Badr has kept growing his startup during his first semester at the University, but in many other ways, he’s already begun to change.
“I was all about being a government and psych major until I took my intro to anthropology class,” he said. “It was one thing that [Professor Nancy Worthington] said. She said, ‘Anthropology is the study of meaning.’ And I was like, ‘Ahoa, yes!’ And I remember writing that down being like, ‘This is it. Write that down, star it.’”
That’s not to say that Badr’s political side has been tampered down, however. With the election of Donald Trump to the presidency, Badr has been speaking out about misconceptions surrounding refugees.

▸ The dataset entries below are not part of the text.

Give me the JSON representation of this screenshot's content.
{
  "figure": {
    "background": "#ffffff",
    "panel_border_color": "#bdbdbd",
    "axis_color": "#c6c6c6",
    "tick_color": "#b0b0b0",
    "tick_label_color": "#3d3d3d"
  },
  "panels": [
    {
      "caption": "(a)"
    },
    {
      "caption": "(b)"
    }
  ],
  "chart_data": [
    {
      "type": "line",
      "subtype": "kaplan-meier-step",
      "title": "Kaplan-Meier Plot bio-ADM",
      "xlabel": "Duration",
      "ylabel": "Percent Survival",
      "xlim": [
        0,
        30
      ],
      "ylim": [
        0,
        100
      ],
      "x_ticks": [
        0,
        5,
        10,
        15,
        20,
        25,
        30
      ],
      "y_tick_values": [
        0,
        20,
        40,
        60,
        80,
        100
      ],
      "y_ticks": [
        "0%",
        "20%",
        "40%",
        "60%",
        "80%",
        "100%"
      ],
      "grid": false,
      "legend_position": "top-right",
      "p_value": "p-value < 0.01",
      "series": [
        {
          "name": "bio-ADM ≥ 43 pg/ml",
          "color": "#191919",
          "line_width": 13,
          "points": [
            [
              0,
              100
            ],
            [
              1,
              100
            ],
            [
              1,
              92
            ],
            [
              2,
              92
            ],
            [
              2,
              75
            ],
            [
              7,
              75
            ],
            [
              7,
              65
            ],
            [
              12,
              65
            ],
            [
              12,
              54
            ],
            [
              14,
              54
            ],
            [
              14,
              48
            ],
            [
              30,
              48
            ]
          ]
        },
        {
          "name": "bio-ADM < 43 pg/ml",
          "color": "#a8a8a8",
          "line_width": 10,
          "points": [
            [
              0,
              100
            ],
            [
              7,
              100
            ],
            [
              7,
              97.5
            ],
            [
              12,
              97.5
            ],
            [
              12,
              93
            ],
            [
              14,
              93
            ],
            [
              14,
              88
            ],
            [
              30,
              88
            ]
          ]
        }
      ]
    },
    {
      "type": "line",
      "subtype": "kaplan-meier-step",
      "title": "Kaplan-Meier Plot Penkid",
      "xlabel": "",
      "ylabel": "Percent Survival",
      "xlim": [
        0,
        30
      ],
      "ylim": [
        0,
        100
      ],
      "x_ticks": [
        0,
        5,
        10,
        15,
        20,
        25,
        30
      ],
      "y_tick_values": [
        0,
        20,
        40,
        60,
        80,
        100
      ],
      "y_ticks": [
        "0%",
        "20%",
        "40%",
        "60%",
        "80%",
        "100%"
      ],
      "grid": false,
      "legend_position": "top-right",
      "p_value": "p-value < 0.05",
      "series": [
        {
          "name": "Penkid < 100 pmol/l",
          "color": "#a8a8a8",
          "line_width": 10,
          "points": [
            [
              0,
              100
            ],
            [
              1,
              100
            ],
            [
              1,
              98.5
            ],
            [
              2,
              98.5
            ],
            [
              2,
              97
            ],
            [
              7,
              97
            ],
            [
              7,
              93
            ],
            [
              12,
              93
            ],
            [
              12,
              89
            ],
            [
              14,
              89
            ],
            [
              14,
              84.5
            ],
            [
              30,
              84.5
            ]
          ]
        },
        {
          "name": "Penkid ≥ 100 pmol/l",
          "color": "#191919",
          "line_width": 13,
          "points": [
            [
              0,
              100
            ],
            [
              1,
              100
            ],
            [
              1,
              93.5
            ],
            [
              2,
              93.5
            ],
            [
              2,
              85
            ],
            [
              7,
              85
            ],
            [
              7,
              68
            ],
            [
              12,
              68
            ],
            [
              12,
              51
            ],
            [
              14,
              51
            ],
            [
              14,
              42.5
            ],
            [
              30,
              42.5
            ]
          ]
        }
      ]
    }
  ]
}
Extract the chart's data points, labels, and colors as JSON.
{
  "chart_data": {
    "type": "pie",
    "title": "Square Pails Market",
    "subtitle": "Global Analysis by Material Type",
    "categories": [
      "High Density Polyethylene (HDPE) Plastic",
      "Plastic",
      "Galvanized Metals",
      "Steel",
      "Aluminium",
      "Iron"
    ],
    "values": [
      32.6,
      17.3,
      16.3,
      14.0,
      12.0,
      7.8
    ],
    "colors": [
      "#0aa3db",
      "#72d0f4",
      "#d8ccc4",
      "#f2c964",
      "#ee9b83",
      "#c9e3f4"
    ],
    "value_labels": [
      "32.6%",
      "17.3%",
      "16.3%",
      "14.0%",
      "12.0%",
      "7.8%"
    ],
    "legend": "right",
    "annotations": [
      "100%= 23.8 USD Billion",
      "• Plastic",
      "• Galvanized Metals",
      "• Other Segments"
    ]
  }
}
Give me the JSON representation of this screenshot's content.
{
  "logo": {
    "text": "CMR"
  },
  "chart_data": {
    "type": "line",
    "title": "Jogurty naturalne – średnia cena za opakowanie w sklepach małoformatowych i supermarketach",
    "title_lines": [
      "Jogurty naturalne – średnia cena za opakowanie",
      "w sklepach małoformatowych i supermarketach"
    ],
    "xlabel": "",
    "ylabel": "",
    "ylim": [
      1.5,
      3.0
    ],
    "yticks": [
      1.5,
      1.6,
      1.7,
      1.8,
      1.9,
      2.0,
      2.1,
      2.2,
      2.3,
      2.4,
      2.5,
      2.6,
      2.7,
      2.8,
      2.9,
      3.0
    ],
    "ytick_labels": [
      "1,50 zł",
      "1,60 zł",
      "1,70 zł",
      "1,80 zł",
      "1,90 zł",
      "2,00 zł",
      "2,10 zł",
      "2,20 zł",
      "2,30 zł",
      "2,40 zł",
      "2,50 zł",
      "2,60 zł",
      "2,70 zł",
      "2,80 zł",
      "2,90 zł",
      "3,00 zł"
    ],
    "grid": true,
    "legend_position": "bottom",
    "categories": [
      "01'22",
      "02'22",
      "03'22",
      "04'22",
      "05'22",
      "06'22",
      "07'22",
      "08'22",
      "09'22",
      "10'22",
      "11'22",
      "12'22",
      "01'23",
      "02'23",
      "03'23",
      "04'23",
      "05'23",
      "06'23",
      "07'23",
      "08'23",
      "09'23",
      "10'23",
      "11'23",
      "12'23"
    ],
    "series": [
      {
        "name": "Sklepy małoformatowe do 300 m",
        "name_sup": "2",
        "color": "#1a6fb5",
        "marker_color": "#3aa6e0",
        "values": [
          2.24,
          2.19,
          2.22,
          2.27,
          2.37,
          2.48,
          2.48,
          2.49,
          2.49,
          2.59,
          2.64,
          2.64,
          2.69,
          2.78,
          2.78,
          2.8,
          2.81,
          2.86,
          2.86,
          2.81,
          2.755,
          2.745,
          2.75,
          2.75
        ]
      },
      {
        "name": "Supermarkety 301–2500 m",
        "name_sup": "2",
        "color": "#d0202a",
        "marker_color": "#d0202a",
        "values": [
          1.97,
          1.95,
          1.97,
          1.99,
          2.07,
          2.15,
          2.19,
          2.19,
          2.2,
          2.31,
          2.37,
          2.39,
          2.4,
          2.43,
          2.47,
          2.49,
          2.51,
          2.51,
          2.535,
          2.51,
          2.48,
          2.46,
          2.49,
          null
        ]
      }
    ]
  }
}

“It all starts with just meeting a refugee and knowing what they stand for,” Badr said. “I always like to tell people: This is what a refugee looks like, or at least one of the ways a refugee could look. People shouldn’t jump to conclusions without hearing someone’s story…. Simply when you show people what it takes to get here as a refugee, a lot of these ideologies would simply fall apart, because the average time it takes to pass through all of the stages is a year, and there are 11 or 12 stages. And it took my family a really long time: several interviews, several background checks, and one of the most important questions that you’re asked is what can you possibly contribute when you come to America. So the process is extremely long, so it’s not like you can sit here and just get a free ride.”
Whatever Badr does next, he’ll do it with the same passion and vigor as his memoir and startup. Only time will tell where he’ll go with the help of the Wesleyan community, and what kind of a legacy he’ll leave on College Row.